Танцы по-нестинарски (Панасенко) - страница 19

- Это идея! - обрадовался Лахтин. - Подумать только! - захохотал он. Чокнутый психиатр. За это, право, стоит выпить.

Финал разговора, как ни странно, успокоил Лахтина. Так уж вышло, заключил он, что переход из журнала в заводское КБ совпал с появлением в его жизни двух новых и очень важных для него лиц - эфемерного наставника и маленькой женщины.

Как-то Лахтин записал в блокноте: "Почти одновременно жизнь подарила мне свой Дух и свою Плоть. Это ли не счастье?!"

И вот сейчас, по прошествии лет, потягивая на чужой лоджии сигарету и глядя на ночной город, Лахтин вдруг с грустью понял, что он не напрасно тогда поставил в конце, может быть, чересчур пышной, но в общем искренней фразы знак вопроса. Это не есть счастье. Плоть наскучила, а Дух в образе Злодея удручает.
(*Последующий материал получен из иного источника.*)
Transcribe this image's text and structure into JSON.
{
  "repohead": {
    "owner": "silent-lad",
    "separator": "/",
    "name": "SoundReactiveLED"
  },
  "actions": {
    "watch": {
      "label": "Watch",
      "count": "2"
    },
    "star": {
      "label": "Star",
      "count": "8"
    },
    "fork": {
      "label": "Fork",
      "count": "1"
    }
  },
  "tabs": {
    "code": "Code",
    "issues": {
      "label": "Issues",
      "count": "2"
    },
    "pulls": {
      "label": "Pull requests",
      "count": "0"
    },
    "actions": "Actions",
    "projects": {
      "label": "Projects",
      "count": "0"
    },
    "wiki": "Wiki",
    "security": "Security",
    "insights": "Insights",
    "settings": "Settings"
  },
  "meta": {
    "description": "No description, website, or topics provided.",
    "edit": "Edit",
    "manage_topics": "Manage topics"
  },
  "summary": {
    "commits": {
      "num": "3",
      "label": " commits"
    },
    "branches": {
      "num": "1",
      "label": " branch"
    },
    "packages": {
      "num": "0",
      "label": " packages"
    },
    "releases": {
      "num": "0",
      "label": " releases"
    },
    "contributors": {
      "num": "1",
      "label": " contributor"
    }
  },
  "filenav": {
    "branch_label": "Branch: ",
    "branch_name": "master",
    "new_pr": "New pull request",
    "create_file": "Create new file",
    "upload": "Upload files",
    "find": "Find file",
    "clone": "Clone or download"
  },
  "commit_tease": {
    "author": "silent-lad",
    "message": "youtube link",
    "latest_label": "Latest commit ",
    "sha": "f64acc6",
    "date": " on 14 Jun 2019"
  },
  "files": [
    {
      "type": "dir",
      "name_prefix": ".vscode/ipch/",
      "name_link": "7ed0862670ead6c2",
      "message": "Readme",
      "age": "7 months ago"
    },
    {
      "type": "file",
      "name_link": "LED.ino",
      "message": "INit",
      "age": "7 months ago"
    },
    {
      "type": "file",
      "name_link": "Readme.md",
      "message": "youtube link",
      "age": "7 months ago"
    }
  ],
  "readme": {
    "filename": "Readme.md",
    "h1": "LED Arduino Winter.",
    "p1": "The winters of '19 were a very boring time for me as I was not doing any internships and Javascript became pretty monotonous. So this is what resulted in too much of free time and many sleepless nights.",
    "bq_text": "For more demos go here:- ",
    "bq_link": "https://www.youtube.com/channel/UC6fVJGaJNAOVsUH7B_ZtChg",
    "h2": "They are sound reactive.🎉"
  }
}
"Все-таки жизнь - это бег. Даже когда не хочется бежать, - подумал он, нервно закуривая новую сигарету. - Вопрос только в том, куда и зачем бежать. Тысячелетний вопрос... Если моя борьба с Йегресом (или его со мной) - болезнь, то все не так уж безнадежно. Ведь я, получается, сознаю свою порчу. Но если это игра... - Лахтин мысленно споткнулся. Он на миг испугался такого предположения, но тут же высмеял себя. - Ну и что, если игра?! В любом случае это попытка разобраться в жизни, в своей душе и судьбе. И не только в своей. Таких, как я, рефлексирующих, сейчас полмира. И что плохого в том, черт побери, что мы пытаемся понять себя и мир, что мы мучаемся своими сомнениями и противоречиями? Гораздо страшнее те, кто не прав, но уверен в своей правоте. Вот уж кто есть самые настоящие чудовища".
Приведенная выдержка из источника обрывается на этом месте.